John Mitchell Bruce CVO FRCP FRCPI (1846–1929) was a British physician, pathologist, and physiologist.[2] [4]

John Mitchell Bruce
Born(1846-10-19)19 October 1846
Died7 July 1929(1929-07-07) (aged 82)
NationalityBritish
OccupationPhysician
Known forMateria Medica and Therapeutics (1884);[2]
notes as attending physician during Benjamin Disraeli's final illness[3]

Biography

After education at Aberdeen Grammar School, J. Mitchell Bruce matriculated at the University of Aberdeen, where he graduated MA in 1866. He studied medicine at the Middlesex Hospital, graduating MB (Lond.) in 1870. He undertook postgraduate study in pathology at Vienna and at London's Brown Animal Sanatory Institution under John Burdon-Sanderson and Edward Emanuel Klein. Bruce briefly held a junior appointment at Aberdeen Royal Infirmary before he was appointed in 1871 lecturer in physiology at Charing Cross Hospital. There he became in 1873 assistant physician, in 1882 full physician, and in 1904 consulting physician upon his retirement. He relinquished his physiological lectureship in 1877, taught materia medica from 1877 to 1890, and medicine from 1890 to 1901.[2]

Mitchell Bruce also conducted his own consulting practice for many years, which grew in size throughout his professional career. He was a relatively junior doctor when he attended his most famous patient, Benjamin Disraeli, first Earl of Beaconsfield, the former Prime Minister, in the last ten days of Disraeli's life, in April 1881.[4]

Bruce was dean of the Charing Cross Hospital Medical School from 1883 to 1890.[2] He was physician to Royal Brompton Hospital for twenty years.[1]

His best-known contribution to the medical profession was his publication, Materia Medica and Therapeutics (1884), of which 70,000 copies were sold during his lifetime.

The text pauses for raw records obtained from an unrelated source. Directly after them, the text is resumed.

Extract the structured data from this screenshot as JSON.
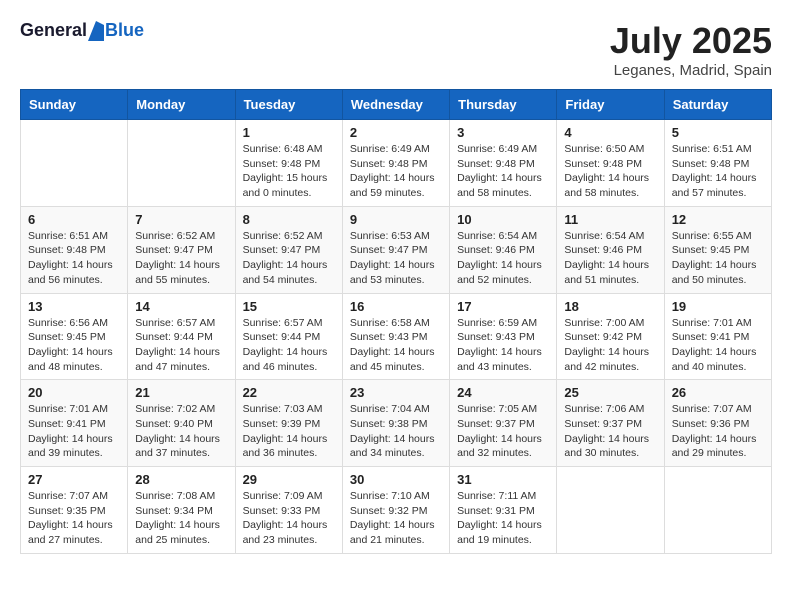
{
  "header": {
    "logo_general": "General",
    "logo_blue": "Blue",
    "month_title": "July 2025",
    "location": "Leganes, Madrid, Spain"
  },
  "days_of_week": [
    "Sunday",
    "Monday",
    "Tuesday",
    "Wednesday",
    "Thursday",
    "Friday",
    "Saturday"
  ],
  "weeks": [
    [
      {
        "day": "",
        "content": ""
      },
      {
        "day": "",
        "content": ""
      },
      {
        "day": "1",
        "content": "Sunrise: 6:48 AM\nSunset: 9:48 PM\nDaylight: 15 hours and 0 minutes."
      },
      {
        "day": "2",
        "content": "Sunrise: 6:49 AM\nSunset: 9:48 PM\nDaylight: 14 hours and 59 minutes."
      },
      {
        "day": "3",
        "content": "Sunrise: 6:49 AM\nSunset: 9:48 PM\nDaylight: 14 hours and 58 minutes."
      },
      {
        "day": "4",
        "content": "Sunrise: 6:50 AM\nSunset: 9:48 PM\nDaylight: 14 hours and 58 minutes."
      },
      {
        "day": "5",
        "content": "Sunrise: 6:51 AM\nSunset: 9:48 PM\nDaylight: 14 hours and 57 minutes."
      }
    ],
    [
      {
        "day": "6",
        "content": "Sunrise: 6:51 AM\nSunset: 9:48 PM\nDaylight: 14 hours and 56 minutes."
      },
      {
        "day": "7",
        "content": "Sunrise: 6:52 AM\nSunset: 9:47 PM\nDaylight: 14 hours and 55 minutes."
      },
      {
        "day": "8",
        "content": "Sunrise: 6:52 AM\nSunset: 9:47 PM\nDaylight: 14 hours and 54 minutes."
      },
      {
        "day": "9",
        "content": "Sunrise: 6:53 AM\nSunset: 9:47 PM\nDaylight: 14 hours and 53 minutes."
      },
      {
        "day": "10",
        "content": "Sunrise: 6:54 AM\nSunset: 9:46 PM\nDaylight: 14 hours and 52 minutes."
      },
      {
        "day": "11",
        "content": "Sunrise: 6:54 AM\nSunset: 9:46 PM\nDaylight: 14 hours and 51 minutes."
      },
      {
        "day": "12",
        "content": "Sunrise: 6:55 AM\nSunset: 9:45 PM\nDaylight: 14 hours and 50 minutes."
      }
    ],
    [
      {
        "day": "13",
        "content": "Sunrise: 6:56 AM\nSunset: 9:45 PM\nDaylight: 14 hours and 48 minutes."
      },
      {
        "day": "14",
        "content": "Sunrise: 6:57 AM\nSunset: 9:44 PM\nDaylight: 14 hours and 47 minutes."
      },
      {
        "day": "15",
        "content": "Sunrise: 6:57 AM\nSunset: 9:44 PM\nDaylight: 14 hours and 46 minutes."
      },
      {
        "day": "16",
        "content": "Sunrise: 6:58 AM\nSunset: 9:43 PM\nDaylight: 14 hours and 45 minutes."
      },
      {
        "day": "17",
        "content": "Sunrise: 6:59 AM\nSunset: 9:43 PM\nDaylight: 14 hours and 43 minutes."
      },
      {
        "day": "18",
        "content": "Sunrise: 7:00 AM\nSunset: 9:42 PM\nDaylight: 14 hours and 42 minutes."
      },
      {
        "day": "19",
        "content": "Sunrise: 7:01 AM\nSunset: 9:41 PM\nDaylight: 14 hours and 40 minutes."
      }
    ],
    [
      {
        "day": "20",
        "content": "Sunrise: 7:01 AM\nSunset: 9:41 PM\nDaylight: 14 hours and 39 minutes."
      },
      {
        "day": "21",
        "content": "Sunrise: 7:02 AM\nSunset: 9:40 PM\nDaylight: 14 hours and 37 minutes."
      },
      {
        "day": "22",
        "content": "Sunrise: 7:03 AM\nSunset: 9:39 PM\nDaylight: 14 hours and 36 minutes."
      },
      {
        "day": "23",
        "content": "Sunrise: 7:04 AM\nSunset: 9:38 PM\nDaylight: 14 hours and 34 minutes."
      },
      {
        "day": "24",
        "content": "Sunrise: 7:05 AM\nSunset: 9:37 PM\nDaylight: 14 hours and 32 minutes."
      },
      {
        "day": "25",
        "content": "Sunrise: 7:06 AM\nSunset: 9:37 PM\nDaylight: 14 hours and 30 minutes."
      },
      {
        "day": "26",
        "content": "Sunrise: 7:07 AM\nSunset: 9:36 PM\nDaylight: 14 hours and 29 minutes."
      }
    ],
    [
      {
        "day": "27",
        "content": "Sunrise: 7:07 AM\nSunset: 9:35 PM\nDaylight: 14 hours and 27 minutes."
      },
      {
        "day": "28",
        "content": "Sunrise: 7:08 AM\nSunset: 9:34 PM\nDaylight: 14 hours and 25 minutes."
      },
      {
        "day": "29",
        "content": "Sunrise: 7:09 AM\nSunset: 9:33 PM\nDaylight: 14 hours and 23 minutes."
      },
      {
        "day": "30",
        "content": "Sunrise: 7:10 AM\nSunset: 9:32 PM\nDaylight: 14 hours and 21 minutes."
      },
      {
        "day": "31",
        "content": "Sunrise: 7:11 AM\nSunset: 9:31 PM\nDaylight: 14 hours and 19 minutes."
      },
      {
        "day": "",
        "content": ""
      },
      {
        "day": "",
        "content": ""
      }
    ]
  ]
}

He was also an editor of The Practitioner, and an assistant editor of Sir Richard Quain's A Dictionary of Medicine (1882–94), writing the sections on 'heart disease' and 'acute and chronic rheumatism'.[4]

One of a notable group, with Burdon-Sanderson, Lauder Brunton, Ferrier, and Klein, Bruce laid the foundations in the seventies for that scientific development in physiology, pharmacology, and histology which was destined to prove so fruitful.[5]

Bruce was married and had one son.[1]

Awards and honours

  • 1878 — FRCP
  • 1901 — Lettsomian Lecturer on Diseases and Disorders of the Heart and Arteries in Middle and Advanced Life
  • 1911 — Lumleian Lecturer on Cardio-Vascular Degeneration
  • 1913 — Harveian Orator
  • 1919 — CVO

Selected publications

  • Materia Medica and Therapeutics. 1884. 9th edition, with the assistance of Walter J. Dilling. London: Cassell & Co. 1912.
  • The principles of treatment and their applications in practical medicine. 1899.
  • "Lettsomian Lectures on Diseases and Disorders of the Heart and Arteries in Middle and Advanced Life. Lecture I". The Lancet. 1: 692–694. 9 March 1901.
  • "Lettsomian Lectures on Diseases and Disorders of the Heart and Arteries in Middle and Advanced Life. Lecture II". The Lancet. 1: 844–848. 23 March 1901.
  • "Lettsomian Lectures on Diseases and Disorders of the Heart and Arteries in Middle and Advanced Life. Lecture III". The Lancet. 1: 991–994. 6 April 1901.
  • The Harveian oration on the influence of Harvey's work in the development of the docrtrine of infection and immunity, delivered before the Royal college of physicians of London, on October 18th, 1913. London. 1913.

References

  1. "Bruce, John Mitchell". Who's Who. 1919. p. 327.
  2. "John Mitchell Bruce". Royal College of Physicians, Lives of the Fellows, Munk's Roll, Vol. IV.
  3. Leach, Doreen; Beckwith, Julie A. (2001). "Dr John Mitchell Bruce's Notes Relating to the Last Illness and Death of Benjamin Disraeli". Journal of Medical Biography. 9: 161–166. doi:10.1177/096777200100900307.
  4. "Bruce, John Mitchell (1845–1929)". AIM25, Archives in London and the M25 area.
  5. "Obituary. John Mitchell Bruce". Can Med Assoc J. 21 (3): 317. September 1929. PMC 1710812. PMID 20317500.